In the present study, we investigated the subcooled flow boiling in the subchannel under rolling motion following the trigonometric function. The tendency of physical parameters, including the transverse flow, volume fraction, and vapor adhesion ratio, was explored along the flow direction. The phase distribution in the two-phase flow domain is presented in this paper. The effects and mechanisms of the rolling motion parameters on the two-phase flow in the subchannel are analyzed. The main conclusions are as follows.

(1) The transverse flow under rolling motion is a composition of the boiling-induced and motion-induced transverse flow. The transverse flow induced by rolling motion fundamentally results from the Euler force in the non-inertial reference frame. The transverse flow in the center of the cross-section increases with the amplitude of the rolling motion and decreases with the period. The transverse flow in the other position of the cross-section depends on the rolling motion parameters and the position of the subchannel.

(2) The location of the OSV point and the vapor volume fraction in the two-phase flow domain varies with time because of the variation in the transverse flow. When the subchannel is around the equilibrium position, the volume fraction reaches the maximum, which increases with the amplitude of the rolling motion and decreases with the period. When the subchannel is about the extreme position, the volume fraction reaches the minimum, which is insensitive to the rolling motion parameters.
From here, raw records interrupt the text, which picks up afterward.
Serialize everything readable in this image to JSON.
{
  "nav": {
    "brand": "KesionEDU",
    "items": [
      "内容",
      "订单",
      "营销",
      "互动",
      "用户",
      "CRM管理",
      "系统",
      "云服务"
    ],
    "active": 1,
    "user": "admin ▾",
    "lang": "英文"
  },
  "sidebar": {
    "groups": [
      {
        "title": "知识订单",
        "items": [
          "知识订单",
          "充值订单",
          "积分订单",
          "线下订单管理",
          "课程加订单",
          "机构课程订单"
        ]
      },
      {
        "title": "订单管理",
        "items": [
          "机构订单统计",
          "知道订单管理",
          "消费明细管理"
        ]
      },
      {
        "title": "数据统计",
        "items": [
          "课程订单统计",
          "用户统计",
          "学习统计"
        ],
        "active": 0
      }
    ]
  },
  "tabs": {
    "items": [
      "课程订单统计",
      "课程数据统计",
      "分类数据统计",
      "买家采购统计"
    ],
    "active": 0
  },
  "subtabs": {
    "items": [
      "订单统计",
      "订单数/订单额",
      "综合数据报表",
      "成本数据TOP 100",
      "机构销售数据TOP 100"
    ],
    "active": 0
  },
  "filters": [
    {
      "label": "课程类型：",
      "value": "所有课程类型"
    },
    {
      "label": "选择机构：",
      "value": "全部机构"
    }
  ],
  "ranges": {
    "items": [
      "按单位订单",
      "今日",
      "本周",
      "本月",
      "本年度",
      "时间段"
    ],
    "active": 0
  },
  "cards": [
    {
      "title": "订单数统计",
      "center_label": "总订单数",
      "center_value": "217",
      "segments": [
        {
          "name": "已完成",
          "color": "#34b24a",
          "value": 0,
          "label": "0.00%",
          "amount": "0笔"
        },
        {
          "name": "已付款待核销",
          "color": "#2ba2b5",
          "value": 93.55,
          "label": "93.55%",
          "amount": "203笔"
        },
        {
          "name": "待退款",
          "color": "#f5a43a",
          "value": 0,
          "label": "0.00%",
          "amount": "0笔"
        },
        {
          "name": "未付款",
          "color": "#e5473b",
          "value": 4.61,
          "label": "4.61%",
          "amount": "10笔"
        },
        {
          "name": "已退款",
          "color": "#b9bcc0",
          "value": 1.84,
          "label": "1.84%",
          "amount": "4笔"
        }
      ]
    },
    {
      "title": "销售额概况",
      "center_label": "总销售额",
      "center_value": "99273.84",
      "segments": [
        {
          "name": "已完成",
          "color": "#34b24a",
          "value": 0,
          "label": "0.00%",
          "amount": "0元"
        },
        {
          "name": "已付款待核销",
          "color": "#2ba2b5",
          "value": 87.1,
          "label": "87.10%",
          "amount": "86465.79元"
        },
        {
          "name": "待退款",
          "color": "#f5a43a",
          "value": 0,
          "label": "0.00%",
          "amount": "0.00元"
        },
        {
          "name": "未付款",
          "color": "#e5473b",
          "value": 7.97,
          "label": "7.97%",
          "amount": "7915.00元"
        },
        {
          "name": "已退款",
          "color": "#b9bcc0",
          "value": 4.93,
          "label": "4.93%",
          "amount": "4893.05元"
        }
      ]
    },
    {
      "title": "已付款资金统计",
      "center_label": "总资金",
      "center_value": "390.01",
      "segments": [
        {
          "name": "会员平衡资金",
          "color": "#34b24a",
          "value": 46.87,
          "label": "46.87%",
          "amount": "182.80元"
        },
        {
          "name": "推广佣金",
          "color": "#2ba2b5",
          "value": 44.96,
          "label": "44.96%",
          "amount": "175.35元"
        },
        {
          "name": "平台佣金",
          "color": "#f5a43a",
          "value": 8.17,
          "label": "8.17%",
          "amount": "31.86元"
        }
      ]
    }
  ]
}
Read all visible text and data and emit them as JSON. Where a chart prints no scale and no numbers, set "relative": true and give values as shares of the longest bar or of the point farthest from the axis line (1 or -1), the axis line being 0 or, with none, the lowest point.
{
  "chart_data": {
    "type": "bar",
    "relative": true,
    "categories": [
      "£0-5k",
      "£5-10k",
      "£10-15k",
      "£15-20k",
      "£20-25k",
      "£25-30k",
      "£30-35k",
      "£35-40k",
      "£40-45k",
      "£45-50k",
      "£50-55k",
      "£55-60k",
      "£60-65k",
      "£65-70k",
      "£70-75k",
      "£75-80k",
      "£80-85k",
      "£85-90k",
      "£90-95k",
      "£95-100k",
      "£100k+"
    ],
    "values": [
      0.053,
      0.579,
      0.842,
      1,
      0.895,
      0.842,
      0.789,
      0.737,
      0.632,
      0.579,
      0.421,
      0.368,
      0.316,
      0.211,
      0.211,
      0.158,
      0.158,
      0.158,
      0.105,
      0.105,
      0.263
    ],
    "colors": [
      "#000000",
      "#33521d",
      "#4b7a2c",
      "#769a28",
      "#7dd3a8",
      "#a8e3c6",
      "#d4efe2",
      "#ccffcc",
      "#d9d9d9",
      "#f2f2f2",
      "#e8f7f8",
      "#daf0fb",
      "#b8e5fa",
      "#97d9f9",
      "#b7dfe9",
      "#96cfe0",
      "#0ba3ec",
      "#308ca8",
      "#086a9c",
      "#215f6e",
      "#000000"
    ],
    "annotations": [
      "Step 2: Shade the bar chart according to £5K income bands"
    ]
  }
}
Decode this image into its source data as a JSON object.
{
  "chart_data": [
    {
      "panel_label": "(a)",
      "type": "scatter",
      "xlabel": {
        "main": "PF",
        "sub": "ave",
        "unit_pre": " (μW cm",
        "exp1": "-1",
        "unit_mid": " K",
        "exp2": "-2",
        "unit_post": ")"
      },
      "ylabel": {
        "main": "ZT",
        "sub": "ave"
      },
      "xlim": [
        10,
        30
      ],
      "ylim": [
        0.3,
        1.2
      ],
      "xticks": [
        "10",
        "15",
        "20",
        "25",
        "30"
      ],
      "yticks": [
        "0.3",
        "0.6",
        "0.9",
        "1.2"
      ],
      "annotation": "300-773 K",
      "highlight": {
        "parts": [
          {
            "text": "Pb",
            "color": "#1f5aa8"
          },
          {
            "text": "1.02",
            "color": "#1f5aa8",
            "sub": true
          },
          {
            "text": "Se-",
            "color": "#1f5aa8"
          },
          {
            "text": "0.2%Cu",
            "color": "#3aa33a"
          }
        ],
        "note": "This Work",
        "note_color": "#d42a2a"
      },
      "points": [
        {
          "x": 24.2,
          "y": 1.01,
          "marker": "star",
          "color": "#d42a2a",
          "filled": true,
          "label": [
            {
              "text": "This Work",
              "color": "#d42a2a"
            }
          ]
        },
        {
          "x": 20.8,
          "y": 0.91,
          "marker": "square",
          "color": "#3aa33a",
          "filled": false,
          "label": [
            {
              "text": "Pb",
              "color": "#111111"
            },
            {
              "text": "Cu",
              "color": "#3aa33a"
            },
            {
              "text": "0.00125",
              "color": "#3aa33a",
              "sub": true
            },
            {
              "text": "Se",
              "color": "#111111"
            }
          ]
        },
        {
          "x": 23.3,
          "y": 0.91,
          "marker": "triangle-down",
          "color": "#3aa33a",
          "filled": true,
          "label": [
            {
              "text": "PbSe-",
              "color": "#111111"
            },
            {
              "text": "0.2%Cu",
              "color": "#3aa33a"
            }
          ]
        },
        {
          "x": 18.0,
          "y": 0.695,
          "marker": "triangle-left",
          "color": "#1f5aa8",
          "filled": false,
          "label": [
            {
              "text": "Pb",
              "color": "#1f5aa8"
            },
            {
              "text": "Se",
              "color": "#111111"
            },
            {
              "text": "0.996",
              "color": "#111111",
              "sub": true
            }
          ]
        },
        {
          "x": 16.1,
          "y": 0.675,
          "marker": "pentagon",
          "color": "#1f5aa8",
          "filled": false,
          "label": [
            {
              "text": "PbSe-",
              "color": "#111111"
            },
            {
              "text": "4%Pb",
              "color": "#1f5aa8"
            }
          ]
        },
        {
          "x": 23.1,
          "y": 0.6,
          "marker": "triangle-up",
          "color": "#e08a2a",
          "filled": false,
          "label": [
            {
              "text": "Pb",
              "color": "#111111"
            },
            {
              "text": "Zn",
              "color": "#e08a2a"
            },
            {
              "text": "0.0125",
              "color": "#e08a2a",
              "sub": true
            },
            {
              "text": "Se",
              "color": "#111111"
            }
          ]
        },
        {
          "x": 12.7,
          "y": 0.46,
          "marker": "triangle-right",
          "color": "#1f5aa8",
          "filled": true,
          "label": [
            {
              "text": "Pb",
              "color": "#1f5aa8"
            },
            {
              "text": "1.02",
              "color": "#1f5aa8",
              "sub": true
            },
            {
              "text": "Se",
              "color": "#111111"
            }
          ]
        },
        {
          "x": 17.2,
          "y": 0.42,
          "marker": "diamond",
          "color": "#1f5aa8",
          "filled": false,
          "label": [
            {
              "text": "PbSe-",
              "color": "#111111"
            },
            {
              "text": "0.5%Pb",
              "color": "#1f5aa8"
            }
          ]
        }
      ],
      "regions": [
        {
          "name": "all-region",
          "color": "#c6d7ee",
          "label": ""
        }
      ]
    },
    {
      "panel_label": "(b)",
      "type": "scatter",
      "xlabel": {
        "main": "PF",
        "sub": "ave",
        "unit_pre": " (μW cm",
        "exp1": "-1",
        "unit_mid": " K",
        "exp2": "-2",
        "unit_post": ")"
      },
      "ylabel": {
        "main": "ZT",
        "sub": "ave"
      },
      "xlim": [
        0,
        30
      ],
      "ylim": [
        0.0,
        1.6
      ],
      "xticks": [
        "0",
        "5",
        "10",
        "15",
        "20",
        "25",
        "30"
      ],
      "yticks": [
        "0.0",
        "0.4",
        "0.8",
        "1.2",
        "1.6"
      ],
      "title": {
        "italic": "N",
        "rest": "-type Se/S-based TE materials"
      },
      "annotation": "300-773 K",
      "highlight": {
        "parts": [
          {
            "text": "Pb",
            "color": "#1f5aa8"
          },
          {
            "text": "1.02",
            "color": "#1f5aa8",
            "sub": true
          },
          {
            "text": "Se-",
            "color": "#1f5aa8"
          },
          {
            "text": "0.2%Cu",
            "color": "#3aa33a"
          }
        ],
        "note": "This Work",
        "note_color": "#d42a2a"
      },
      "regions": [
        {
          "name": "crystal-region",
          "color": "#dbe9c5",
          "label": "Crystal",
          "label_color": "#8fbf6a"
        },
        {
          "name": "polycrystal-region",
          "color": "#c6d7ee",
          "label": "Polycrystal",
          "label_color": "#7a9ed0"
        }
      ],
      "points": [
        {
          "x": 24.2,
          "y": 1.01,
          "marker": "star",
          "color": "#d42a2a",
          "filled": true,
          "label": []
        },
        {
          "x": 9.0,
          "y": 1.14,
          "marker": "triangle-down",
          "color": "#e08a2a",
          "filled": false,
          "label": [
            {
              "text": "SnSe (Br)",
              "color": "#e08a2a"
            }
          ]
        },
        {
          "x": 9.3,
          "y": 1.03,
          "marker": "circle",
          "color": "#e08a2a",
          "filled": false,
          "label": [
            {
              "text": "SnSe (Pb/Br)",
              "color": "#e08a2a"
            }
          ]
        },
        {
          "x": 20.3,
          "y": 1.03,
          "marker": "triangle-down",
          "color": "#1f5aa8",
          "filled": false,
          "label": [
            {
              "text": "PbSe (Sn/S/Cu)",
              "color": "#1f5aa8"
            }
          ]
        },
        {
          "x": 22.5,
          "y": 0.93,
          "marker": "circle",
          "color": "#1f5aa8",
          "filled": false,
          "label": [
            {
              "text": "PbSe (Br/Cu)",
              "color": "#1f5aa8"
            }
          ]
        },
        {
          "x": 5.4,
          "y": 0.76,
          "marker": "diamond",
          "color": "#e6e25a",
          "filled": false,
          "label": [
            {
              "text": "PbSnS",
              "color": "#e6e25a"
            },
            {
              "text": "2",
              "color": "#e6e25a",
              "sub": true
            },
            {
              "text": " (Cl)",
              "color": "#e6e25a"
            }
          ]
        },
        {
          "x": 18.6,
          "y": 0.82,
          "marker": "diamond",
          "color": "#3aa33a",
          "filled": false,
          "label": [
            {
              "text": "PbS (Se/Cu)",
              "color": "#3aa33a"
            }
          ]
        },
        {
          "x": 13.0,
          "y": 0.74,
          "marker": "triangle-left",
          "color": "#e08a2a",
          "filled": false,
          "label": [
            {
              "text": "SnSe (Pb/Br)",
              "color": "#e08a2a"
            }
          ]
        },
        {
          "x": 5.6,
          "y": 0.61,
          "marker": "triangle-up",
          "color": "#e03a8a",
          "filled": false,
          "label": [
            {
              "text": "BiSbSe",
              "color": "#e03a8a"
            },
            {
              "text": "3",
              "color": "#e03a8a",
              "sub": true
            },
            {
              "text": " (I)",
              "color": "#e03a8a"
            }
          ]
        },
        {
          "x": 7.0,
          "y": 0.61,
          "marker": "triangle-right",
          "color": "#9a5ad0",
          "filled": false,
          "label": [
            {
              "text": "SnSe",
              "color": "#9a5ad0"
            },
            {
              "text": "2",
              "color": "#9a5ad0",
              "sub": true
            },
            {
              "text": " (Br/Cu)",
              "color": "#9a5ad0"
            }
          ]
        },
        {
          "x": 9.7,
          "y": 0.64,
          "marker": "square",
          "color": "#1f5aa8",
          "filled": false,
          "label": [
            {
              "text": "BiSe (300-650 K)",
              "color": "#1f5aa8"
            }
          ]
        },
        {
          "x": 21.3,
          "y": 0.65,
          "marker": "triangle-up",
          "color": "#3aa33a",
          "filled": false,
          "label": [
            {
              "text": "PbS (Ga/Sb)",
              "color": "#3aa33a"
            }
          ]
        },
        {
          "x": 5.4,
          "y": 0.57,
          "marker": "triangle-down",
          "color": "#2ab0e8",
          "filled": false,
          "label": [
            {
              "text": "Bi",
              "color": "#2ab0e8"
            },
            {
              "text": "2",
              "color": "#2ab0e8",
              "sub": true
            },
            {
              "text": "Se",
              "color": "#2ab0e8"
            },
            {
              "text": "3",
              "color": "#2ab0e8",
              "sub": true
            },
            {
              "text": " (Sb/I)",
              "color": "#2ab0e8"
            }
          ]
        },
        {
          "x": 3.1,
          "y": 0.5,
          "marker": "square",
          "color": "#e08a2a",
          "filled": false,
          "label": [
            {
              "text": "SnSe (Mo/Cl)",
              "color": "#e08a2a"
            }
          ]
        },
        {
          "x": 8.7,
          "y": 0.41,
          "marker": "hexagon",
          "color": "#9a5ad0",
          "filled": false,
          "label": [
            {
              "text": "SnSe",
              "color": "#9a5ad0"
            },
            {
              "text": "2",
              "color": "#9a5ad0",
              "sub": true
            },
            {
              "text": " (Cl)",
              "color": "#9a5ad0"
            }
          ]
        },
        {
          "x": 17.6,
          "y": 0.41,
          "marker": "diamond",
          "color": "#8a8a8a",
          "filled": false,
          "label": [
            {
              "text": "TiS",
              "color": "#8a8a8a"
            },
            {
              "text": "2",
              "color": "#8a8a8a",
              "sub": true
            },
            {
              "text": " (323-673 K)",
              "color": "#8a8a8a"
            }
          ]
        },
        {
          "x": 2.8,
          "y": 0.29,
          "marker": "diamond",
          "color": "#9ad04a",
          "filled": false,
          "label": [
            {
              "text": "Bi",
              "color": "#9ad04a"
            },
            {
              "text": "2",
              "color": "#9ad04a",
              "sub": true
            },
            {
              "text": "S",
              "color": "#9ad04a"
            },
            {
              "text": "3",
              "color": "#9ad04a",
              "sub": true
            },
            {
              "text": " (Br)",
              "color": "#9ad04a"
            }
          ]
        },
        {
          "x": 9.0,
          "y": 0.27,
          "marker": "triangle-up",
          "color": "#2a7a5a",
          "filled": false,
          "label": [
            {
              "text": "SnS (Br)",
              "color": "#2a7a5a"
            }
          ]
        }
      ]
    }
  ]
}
(3) In the present study, the vapor adhesion ratio upstream of CS-1.20 m is only related to the volume fraction, while the downstream is affected by both the volume fraction and the transverse flow. For the flow domain downstream of CS-1.20 m, the vapor adhesion ratio in the downstream reaches the minimum when the subchannel is around the equilibrium position. This minimum decreases with the amplitude of the rolling motion and increases with the period. The vapor adhesion ratio in the downstream reaches the maximum when the subchannel is about the extreme position. The maximum is insensitive to the rolling motion parameters.

(4) When the rolling motion parameters change, the phase distribution is similar at the same time under rolling motion. In the present study, bubbles slide to the boundary of the heated and unheated surface. The bubble thickness at this boundary increases with the amplitude of the rolling motion and decreases with the period.